Vivienne Dovi explains how countries generally thought of as ‘safe’ are only deemed so through the experiences of white travellers.
Before we travel, several factors are considered to help us determine whether a destination is the right choice. Our budget, the attractions we can visit and the food options available to us pervade our decisions.
Understandably, safety is significant too. It makes sense: we want to ensure that while we enjoy our time abroad, we are able to stay out of harm’s way in the process.
You may decide to avoid a specific location that has a crime rate substantially higher than others.
However, from over twenty years of travelling and nearly five years of working in the travel industry, I have noticed that safety is often based on other factors than just the official crime rate.
The power of storytelling
For instance, other people’s stories and experiences can influence our idea of safety. As the founder of Melanin Travel, a platform that creates events, guides and content for the African diaspora, I regularly engage in conversations about my personal travel experiences.
One cannot travel as I do - solo, impulsively and immersively - and not expect bumps along the road. Despite many positive stories from a place, once I speak about a negative experience I am often met with reluctance to visit the country.
Unfortunately, bad things can happen to good people while they are abroad. But that doesn’t necessarily mean everyone who travels there will have the same experience.
One negative story can instil fear in many, resulting in people telling others that the destination is unsafe - overlooking any other stories.
Undertones of prejudice are also woven into the media we consume, which can contribute to our fear of certain places over others.
Africa has long been dubbed as the ‘broken’, ‘poor’ and ‘dangerous’ continent, while South America often fills our minds with cartels, drugs and violence. These pessimistic tropes are not accidental.

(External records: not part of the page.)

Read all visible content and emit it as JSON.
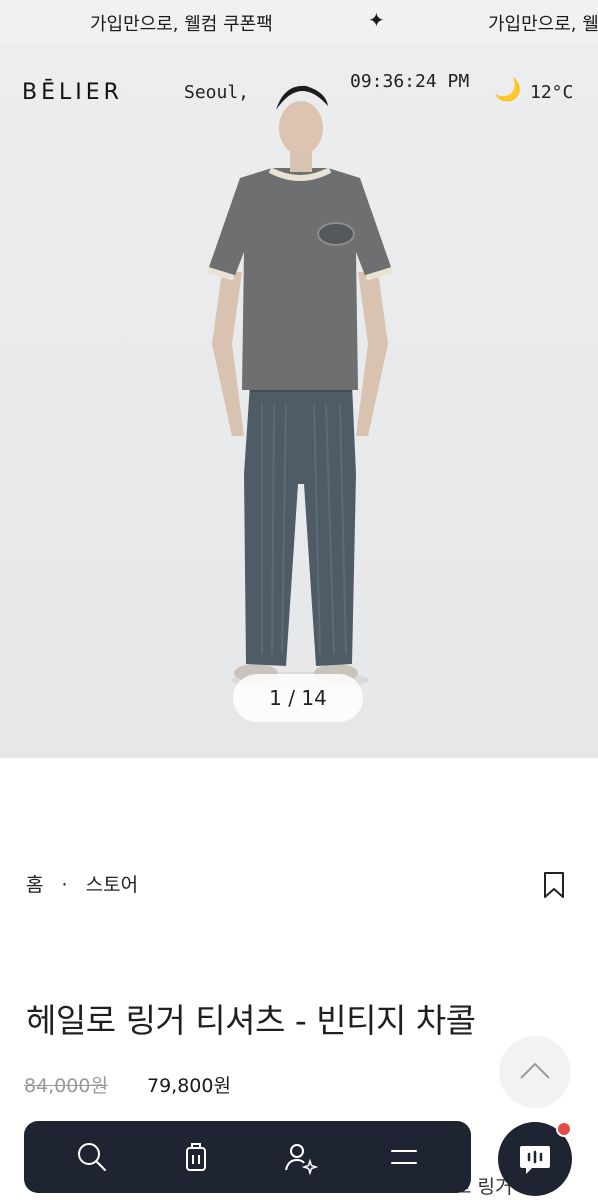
{
  "banner": {
    "promo_text": "가입만으로, 웰컴 쿠폰팩",
    "separator_icon": "sparkle-icon"
  },
  "header": {
    "logo": "BĒLIER",
    "city": "Seoul,",
    "time": "09:36:24 PM",
    "weather_icon": "crescent-moon-icon",
    "temperature": "12°C"
  },
  "gallery": {
    "counter": "1 / 14"
  },
  "product": {
    "breadcrumb": [
      "홈",
      "스토어"
    ],
    "breadcrumb_separator": "·",
    "title": "헤일로 링거 티셔츠 - 빈티지 차콜",
    "original_price": "84,000원",
    "sale_price": "79,800원"
  },
  "footer_peek_text": "고 링거 티",
  "colors": {
    "nav_bg": "#1f2433",
    "badge_red": "#e84b47",
    "moon_yellow": "#f3b21b"
  },
  "bottom_nav": {
    "items": [
      "search-icon",
      "shopping-bag-icon",
      "user-sparkle-icon",
      "menu-icon"
    ]
  }
}
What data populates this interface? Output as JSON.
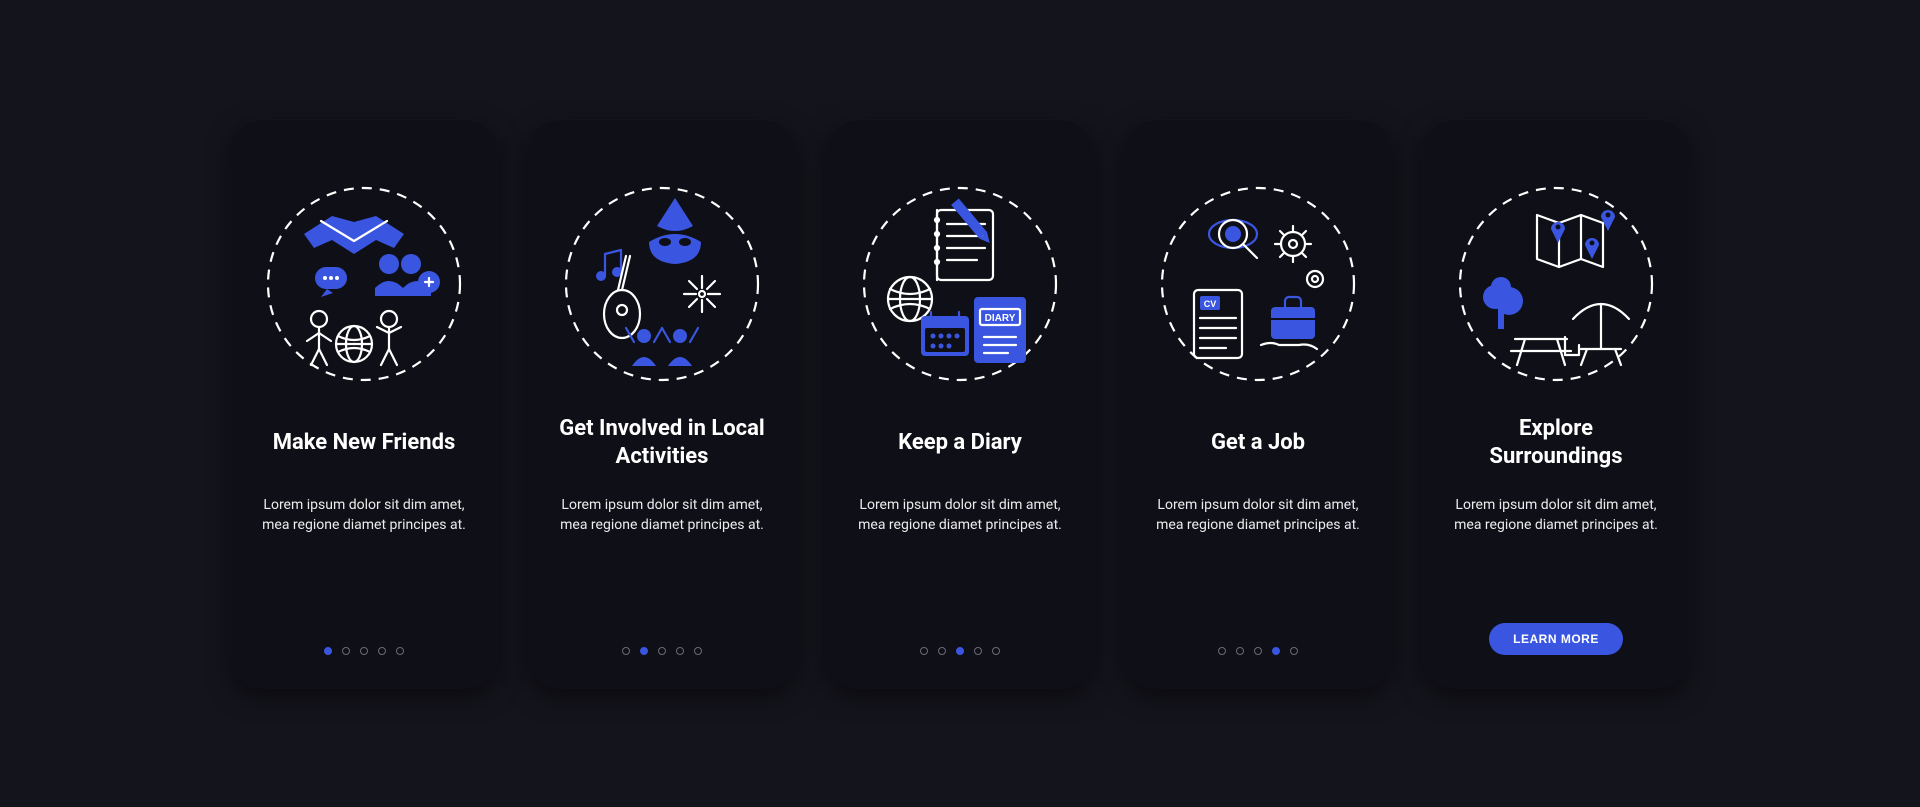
{
  "colors": {
    "accent": "#3a56e0",
    "background": "#14141c",
    "card": "#0f0f17",
    "text": "#ffffff"
  },
  "cards": [
    {
      "icon": "friends-icon",
      "title": "Make New Friends",
      "desc": "Lorem ipsum dolor sit dim amet, mea regione diamet principes at.",
      "active_index": 0,
      "has_button": false
    },
    {
      "icon": "activities-icon",
      "title": "Get Involved in Local Activities",
      "desc": "Lorem ipsum dolor sit dim amet, mea regione diamet principes at.",
      "active_index": 1,
      "has_button": false
    },
    {
      "icon": "diary-icon",
      "title": "Keep a Diary",
      "desc": "Lorem ipsum dolor sit dim amet, mea regione diamet principes at.",
      "active_index": 2,
      "has_button": false
    },
    {
      "icon": "job-icon",
      "title": "Get a Job",
      "desc": "Lorem ipsum dolor sit dim amet, mea regione diamet principes at.",
      "active_index": 3,
      "has_button": false
    },
    {
      "icon": "explore-icon",
      "title": "Explore Surroundings",
      "desc": "Lorem ipsum dolor sit dim amet, mea regione diamet principes at.",
      "active_index": 4,
      "has_button": true,
      "button_label": "LEARN MORE"
    }
  ],
  "pager_count": 5
}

The chaotic narratives, particularly of countries where its citizens are predominantly people of colour, have been crafted over a very long period of time to people in the Western World.
My experience of Africa has been everything but the narratives we learn in Europe.
A continent with 54 nations will have its issues - just like anywhere - but African countries have provided a safe haven for Black travellers.
We are surrounded by people who look just like us. Instead of the daily struggle of being judged by our skin colour at home and neighbouring countries, our race is welcomed and embraced.
On the other hand, countries generally deemed ‘safe’ are only deemed so through the experiences of white travellers.
As a Black woman, I spend additional hours researching safety from people who can give a representative account. And this is before factoring in intersectional issues: gender, religion, sexuality and disability influence the experience of every Black traveller.
We would also be remiss to ignore the importance of being from a ‘developed’ country. Those who have ‘lower ranking’ passports face an entirely different set of challenges from the moment they reach border control.
‘Subjective, problematic and laced with privilege’
The reality is that nowhere is entirely safe - including where we respectively call home.
In fact, safety is largely defined by groups that have the privilege to control the narrative on a global scale. We can clearly see that how one measures safety and what security looks like varies.
It is important to understand who this is designed to accommodate, which happens to be white men and women with higher ranking passports, as many other groups are required to conduct further research.
Classing a destination as ‘safe’ is largely subjective, problematic and laced with privilege.
Although I am a Black African woman, I am aware that I am privileged when I travel. I was born and raised in London, I hold a British passport and have an accompanying accent.
Being aware of these makes me hesitant to act as the only expert on any destination, but more determined to listen to the voices of the communities that live there.
I ask you to question your assumptions on safety and how you define it when you travel, to yourself and to others.
Make an effort to let those who are on the ground define what safety in their country is like too. Read blogs, look up forums and join social media groups that are organised by locals so you can understand what the destination is really like.
Stories and experiences of others will always remain vital - Melanin Travel wouldn’t have reached the level of success it has if they weren’t - but we should think about who is pushing the narrative.
Let us collectively use experiences from others to inform us better and learn from their mistakes, but not as a definitive rulebook for where to travel.